Invokavit
Leitmotiv: Anfechtung und Versuchung
Wochenspruch: „Dazu ist erschienen der Sohn Gottes, dass er die Werke des Teufels zerstöre.“ 1. Johannes 3,8



Sonntag: Matthäus 4,1-11  Evangelium

Die Stimme des Teufels ist nicht die Stimme des Zweifels, sondern die scheinbar lösende Antwort auf den Zweifel. Der Zweifel entsteht notwendig an der Grenze des Wissens. Dort bieten sich Deutungsmöglichkeiten für das Unbekannte als neues Wissen, neue Erkenntnis an. Wir machen uns einen Reim. Wir hören andere ihr Wissen behaupten. Aber wir wissen nicht, ob diese Reime und diese Wissensansprüche wirklich Wissen sind. Nur als Gewissheiten sind sie auch glaubwürdig. Diese Art des Nichtwissens ist der Zweifel.

Jesus zweifelt, Gottes Sohn zu sein, und weil er daran zweifelt, bezweifelt er auch die Macht, seine Mission zu vollenden. Darauf gibt der Teufel lösende Antworten. Er sät also nicht den Zweifel, sondern er sät Wissen. Er sät Wissen, indem er aus der stärksten Gewissheitsquelle schöpft, die Jesus hat: Er zitiert die Heilige Schrift.

Jesus widersteht dem Teufel auf dem einzigen Weg, der tatsächlich zum Wissen führt. Es ist der Weg der Dialektik. Dialektisches Denken ist dialogisches Denken. Ein echter Dialog ist das konstruktive Gegenüber von unterschiedlichen Gesichtspunkten. Dialogisch sind Überlegungen wie „Einerseits - andererseits“, „Sowohl als auch“ oder auch „Weder noch“. Das dialektische Prinzip nimmt aufgestellte Behauptungen ernst, aber es fragt immer auch nach ihrer Grenze, nach dem also, was dagegen spricht. Nicht selten ist das, was dagegen spricht, so deutlich, dass die Behauptung sich ohne Weiteres als Unsinn erweist. Manchmal wiederum scheint gar nichts dagegen zu sprechen. So etwas nennen wir eine hohe Glaubwürdigkeit. Höchst glaubwürdig ist zum Beispiel, dass zwei plus zwei vier ergibt.

Jesus führt keinen Dialog mit dem Teufel, denn der Teufel als „Vater der Lüge“ ist nicht dialogfähig, sondern behauptet immer nur absolute Wahrheiten, denen man sich zu beugen hat, um sich ihm selbst zu beugen. Jesus tritt nicht mit dem Teufel in Dialog - den treibt er fort. Aber er tritt in den Dialog mit den scheinbaren Antworten der Heiligen Schrift, die sich ihm bieten.
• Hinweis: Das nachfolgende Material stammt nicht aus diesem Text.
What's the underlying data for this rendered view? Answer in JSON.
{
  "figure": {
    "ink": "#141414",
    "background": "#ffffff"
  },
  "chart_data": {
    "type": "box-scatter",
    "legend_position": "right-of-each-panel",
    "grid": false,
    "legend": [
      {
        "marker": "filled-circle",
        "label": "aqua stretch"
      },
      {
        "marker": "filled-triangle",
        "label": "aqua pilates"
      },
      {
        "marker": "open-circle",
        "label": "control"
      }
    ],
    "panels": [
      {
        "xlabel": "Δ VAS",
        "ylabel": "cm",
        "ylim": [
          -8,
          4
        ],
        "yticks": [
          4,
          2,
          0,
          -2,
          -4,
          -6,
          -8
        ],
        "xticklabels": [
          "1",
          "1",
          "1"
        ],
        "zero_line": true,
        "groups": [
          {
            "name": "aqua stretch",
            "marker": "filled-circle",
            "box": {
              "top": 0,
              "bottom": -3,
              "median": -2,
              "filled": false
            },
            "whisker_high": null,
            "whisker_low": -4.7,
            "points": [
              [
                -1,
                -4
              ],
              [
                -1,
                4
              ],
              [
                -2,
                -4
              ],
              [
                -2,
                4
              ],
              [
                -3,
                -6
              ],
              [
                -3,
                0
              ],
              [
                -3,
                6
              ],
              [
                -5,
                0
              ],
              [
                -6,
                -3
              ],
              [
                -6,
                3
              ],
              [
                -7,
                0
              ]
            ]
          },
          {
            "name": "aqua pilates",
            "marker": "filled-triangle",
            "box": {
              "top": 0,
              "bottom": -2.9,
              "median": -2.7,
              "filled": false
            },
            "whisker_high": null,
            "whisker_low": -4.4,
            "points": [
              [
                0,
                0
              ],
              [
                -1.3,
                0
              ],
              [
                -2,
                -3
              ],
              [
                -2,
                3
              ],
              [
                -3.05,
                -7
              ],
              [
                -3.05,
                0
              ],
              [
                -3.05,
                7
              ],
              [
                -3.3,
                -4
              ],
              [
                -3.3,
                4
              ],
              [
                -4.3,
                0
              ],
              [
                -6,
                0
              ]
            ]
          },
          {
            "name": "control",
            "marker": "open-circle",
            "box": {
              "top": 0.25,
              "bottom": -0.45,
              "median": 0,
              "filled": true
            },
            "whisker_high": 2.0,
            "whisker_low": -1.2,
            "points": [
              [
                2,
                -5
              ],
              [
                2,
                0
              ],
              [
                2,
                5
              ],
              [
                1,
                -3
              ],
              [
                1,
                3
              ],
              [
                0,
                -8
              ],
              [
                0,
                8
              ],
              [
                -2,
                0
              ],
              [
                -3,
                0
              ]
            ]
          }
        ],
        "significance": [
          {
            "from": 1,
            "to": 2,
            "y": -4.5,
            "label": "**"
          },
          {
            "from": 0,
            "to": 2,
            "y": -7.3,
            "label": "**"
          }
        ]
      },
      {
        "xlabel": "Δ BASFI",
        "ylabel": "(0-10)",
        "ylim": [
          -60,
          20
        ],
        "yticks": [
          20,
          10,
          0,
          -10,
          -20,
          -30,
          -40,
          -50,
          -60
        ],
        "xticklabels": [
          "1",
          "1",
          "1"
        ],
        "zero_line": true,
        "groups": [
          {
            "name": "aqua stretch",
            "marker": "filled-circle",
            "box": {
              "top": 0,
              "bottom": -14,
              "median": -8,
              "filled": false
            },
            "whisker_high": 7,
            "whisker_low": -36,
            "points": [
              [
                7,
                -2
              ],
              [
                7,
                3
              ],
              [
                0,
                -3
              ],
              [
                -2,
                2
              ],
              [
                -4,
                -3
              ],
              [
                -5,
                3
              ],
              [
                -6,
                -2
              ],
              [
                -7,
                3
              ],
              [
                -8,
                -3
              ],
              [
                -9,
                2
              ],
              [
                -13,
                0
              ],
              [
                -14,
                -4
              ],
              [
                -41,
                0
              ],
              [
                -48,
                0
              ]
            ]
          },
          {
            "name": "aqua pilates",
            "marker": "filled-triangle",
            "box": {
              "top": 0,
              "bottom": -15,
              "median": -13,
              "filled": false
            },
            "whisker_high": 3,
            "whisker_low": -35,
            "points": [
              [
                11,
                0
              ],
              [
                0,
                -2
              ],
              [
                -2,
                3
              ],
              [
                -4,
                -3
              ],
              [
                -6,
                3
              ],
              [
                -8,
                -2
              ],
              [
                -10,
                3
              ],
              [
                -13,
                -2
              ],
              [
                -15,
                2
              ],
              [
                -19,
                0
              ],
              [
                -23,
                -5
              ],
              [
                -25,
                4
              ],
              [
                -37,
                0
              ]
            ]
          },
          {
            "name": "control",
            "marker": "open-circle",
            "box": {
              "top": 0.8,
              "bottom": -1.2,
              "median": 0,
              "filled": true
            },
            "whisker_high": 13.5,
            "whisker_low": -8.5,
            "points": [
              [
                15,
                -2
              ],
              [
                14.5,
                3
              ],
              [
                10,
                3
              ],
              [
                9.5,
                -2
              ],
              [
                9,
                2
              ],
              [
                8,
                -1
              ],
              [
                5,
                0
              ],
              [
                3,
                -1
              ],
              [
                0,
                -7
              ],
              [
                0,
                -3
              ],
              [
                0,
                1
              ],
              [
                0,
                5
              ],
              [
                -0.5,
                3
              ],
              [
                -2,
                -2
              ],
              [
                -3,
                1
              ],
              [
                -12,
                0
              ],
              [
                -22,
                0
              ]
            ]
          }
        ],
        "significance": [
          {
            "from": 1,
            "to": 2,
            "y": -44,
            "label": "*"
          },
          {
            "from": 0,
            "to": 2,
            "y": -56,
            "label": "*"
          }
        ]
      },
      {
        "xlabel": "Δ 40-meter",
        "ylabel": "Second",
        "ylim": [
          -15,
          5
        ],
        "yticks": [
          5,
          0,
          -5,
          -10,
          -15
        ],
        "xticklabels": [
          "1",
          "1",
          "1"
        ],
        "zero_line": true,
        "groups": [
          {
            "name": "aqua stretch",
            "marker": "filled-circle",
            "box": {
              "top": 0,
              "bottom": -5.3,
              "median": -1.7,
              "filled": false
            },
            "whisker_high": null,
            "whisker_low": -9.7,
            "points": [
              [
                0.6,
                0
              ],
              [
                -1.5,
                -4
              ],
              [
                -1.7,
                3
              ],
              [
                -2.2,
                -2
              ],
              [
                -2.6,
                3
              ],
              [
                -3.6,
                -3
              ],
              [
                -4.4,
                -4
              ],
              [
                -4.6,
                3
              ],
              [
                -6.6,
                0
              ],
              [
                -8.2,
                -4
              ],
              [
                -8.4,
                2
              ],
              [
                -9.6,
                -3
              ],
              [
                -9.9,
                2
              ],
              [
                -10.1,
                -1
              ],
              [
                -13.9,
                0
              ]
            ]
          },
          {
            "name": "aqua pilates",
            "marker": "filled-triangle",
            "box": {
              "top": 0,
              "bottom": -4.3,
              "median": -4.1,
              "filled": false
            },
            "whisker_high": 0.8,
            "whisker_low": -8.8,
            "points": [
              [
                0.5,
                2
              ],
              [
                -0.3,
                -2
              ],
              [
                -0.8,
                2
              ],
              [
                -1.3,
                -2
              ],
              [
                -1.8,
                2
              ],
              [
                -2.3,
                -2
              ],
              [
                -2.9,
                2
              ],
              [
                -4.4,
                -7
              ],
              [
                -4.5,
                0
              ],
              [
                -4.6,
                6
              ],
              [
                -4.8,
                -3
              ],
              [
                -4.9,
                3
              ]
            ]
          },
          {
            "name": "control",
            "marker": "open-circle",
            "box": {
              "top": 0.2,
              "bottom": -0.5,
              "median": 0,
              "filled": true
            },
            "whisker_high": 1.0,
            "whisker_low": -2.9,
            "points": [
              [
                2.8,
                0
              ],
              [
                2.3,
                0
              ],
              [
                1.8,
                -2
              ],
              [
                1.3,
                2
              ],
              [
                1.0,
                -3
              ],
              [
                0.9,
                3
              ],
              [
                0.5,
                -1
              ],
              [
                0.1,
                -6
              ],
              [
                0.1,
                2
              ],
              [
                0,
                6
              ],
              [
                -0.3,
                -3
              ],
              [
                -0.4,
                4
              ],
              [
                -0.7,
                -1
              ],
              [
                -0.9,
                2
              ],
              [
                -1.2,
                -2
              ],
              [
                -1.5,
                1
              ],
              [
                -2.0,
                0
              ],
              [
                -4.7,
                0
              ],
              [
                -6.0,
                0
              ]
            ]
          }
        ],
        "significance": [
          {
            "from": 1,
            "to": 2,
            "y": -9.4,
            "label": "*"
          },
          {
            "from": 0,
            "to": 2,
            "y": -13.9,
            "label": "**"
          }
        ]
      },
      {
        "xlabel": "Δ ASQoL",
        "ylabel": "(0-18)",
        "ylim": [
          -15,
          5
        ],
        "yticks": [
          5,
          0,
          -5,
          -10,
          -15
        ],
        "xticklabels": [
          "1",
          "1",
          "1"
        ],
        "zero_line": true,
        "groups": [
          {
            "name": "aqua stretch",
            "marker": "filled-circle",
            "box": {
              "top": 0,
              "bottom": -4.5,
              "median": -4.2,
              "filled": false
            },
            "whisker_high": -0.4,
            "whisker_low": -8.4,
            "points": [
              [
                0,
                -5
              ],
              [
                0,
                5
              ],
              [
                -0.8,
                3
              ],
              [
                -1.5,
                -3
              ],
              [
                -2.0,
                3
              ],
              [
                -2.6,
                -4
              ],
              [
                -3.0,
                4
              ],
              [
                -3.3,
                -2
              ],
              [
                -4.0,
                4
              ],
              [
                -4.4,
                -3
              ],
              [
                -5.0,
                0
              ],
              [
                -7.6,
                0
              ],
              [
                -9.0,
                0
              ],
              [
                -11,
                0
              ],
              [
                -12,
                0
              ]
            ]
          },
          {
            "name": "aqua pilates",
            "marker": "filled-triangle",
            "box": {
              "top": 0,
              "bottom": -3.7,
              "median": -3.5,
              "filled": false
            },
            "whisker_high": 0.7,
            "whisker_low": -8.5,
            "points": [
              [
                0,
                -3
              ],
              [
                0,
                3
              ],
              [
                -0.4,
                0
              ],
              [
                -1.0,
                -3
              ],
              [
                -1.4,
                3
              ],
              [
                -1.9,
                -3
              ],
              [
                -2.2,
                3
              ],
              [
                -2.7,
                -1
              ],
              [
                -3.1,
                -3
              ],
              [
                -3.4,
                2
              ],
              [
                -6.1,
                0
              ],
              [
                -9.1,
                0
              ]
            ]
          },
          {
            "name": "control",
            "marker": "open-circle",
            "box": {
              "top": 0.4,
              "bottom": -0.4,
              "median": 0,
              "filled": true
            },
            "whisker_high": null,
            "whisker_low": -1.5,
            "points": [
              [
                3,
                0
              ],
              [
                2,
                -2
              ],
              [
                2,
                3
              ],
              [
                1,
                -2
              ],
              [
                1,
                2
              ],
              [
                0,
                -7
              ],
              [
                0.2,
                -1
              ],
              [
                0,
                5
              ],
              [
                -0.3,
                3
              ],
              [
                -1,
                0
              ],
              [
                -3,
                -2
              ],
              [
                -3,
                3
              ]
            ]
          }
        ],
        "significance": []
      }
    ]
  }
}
Er nimmt diese Aussagen ernst, aber er fragt auch nach ihren Grenzen und findet sie in anderen Aussagen, die im dialektischen Widerspruch dazu stehen. Durch den Zusammenklang der Antworten und ihres Widerspruchs ergibt sich erst die wahrhaftige Antwort.

Als der Teufel so nicht bei Jesus landen kann, zeigt er sich unverhüllt. Nun erst hat sich alles für Jesus geklärt. Sein Widerstand vollendet sich - der Teufel flieht.